Krasivskyi first married music teacher Stefania Yurovych in 1960 and had his first son, Yaroslav, the same year. During this time, he may have met and interacted with Viacheslav Chornovil, who was then an employee at Lviv Television (now Suspilne Lviv), as part of his studies. Chornovil would go on to emerge as the leader of Ukraine's dissidents. Krasivskyi moved to Morshyn in 1963. He had a second son, Myroslav, the next year, and later divorced Yurovych.

In 1964, amidst the Khrushchev Thaw, Krasivskyi established the Ukrainian National Front, an underground Ukrainian nationalist organisation. He wrote for the UNF's journal, Freedom and Fatherland (Воля і батківщина), and took up samvydav writing, creating the novel Baida and three poem collections between 1965 and 1966. In the latter year, he also wrote "The Memorandum of the UNF to the 23rd Congress of the Communist Party of the Soviet Union", an open letter which condemned the 1965–1966 Ukrainian purge and the Russification of Ukraine, and called for the release of special settlers. This brought the group under the surveillance of the KGB. Other open letters were written to various government organs, including one to high-ranking leaders of the Ukrainian Soviet Socialist Republic (First Secretary Petro Shelest, Chairman of the Council of Ministers Volodymyr Shcherbytsky, and Chairman of the Supreme Soviet Demyan Korotchenko) urging them to declare Ukraine as a sovereign entity.

== Second arrest and psychiatric hospital stay ==
Krasivskyi was re-arrested in March 1967 alongside fellow UNF leaders Dmytro Kvetsko, Mykhailo Diak, Yaroslav Lesiv, and Vasyl Kulynyn.

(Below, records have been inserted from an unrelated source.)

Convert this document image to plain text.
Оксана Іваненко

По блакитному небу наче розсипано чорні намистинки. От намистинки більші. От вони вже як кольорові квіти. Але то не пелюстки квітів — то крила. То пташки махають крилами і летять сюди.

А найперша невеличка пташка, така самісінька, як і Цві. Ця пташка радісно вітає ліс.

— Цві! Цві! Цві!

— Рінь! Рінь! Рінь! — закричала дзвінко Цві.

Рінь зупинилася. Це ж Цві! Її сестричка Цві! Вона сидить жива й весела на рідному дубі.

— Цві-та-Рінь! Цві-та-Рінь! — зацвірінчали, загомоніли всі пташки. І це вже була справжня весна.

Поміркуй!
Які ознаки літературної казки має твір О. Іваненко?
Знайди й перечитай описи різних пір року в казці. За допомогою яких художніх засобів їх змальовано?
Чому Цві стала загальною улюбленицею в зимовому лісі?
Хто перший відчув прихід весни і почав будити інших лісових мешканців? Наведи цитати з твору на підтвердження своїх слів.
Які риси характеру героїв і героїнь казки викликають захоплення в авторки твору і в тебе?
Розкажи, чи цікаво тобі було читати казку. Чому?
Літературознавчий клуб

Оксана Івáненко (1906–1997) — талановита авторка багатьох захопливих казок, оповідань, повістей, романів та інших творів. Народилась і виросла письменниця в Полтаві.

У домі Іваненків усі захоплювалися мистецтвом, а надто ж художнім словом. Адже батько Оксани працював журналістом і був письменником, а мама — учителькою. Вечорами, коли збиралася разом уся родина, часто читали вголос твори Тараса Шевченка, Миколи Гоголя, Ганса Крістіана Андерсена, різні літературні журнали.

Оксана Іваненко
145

They were charged with treason and involvement in a conspiratorial group and tried under the Supreme Court of the Ukrainian SSR. Krasivskyi was sentenced to 12 years imprisonment (of which seven were to be spent in corrective labour colonies) and five years of internal exile.

Krasivskyi initially spent his sentence at Vladimir Central Prison, and continued to write poems in this time period. In 1972, he was released and placed in a psychiatric hospital in the city of Smolensk. He was moved to a Lviv psychiatric hospital in 1976. The same year, he was declared a prisoner of conscience by international human rights non-governmental organisation Amnesty International. Iris Akahoshi, an American member of Amnesty International, took particular interest in Krasivskyi's case, and began exchanging letters with him. Over the course of the next nine years, the two exchanged hundreds of letters. Following his 1978 release Krasivskyi credited Akahoshi's letters with helping him to stay alive.

== Release, third arrest, and later career ==
After being released Krasivskyi married fellow dissident Olena Antoniv, whom he had met in 1974 during his time in Smolensk. Taras Chornovil, Antoniv's son from her first marriage with Viacheslav Chornovil, supported the marriage, and it was permitted by the KGB despite laws barring individuals diagnosed as mentally ill from being married. He joined the Ukrainian Helsinki Group in 1979, and devoted himself to the revival of the Ukrainian Greek Catholic Church.

On 12 March 1980, Krasivskyi was arrested yet again. He was interned at Perm-36 for eight months, and served the sentenced five years of exile in Tyumen Oblast. He was released in 1985 and returned to Lviv. The next year, tragedy struck Krasivskyi after Antoniv was killed in a car crash. Antoniv's death pushed Krasivskyi to further devote himself to public activities, and he took an active part in the development of the Ukrainian Greek Catholic Church, backing the construction of a women's monastery in the village of Hoshiv.

Krasivskyi was politically active during the 1989–1991 Ukrainian revolution, serving as secretary of the Ukrainian Helsinki Union, founding the State Independence of Ukraine party, and participating in the People's Movement of Ukraine, the Memorial society, and the revived Prosvita. Krasivskyi also became leader of the Organisation of Ukrainian Nationalists in 1990, although this fact was not revealed until after his death.

He died in Morshyn on 20 September 1991 after suffering a stroke. Ukraine declared independence less than a month prior to his death.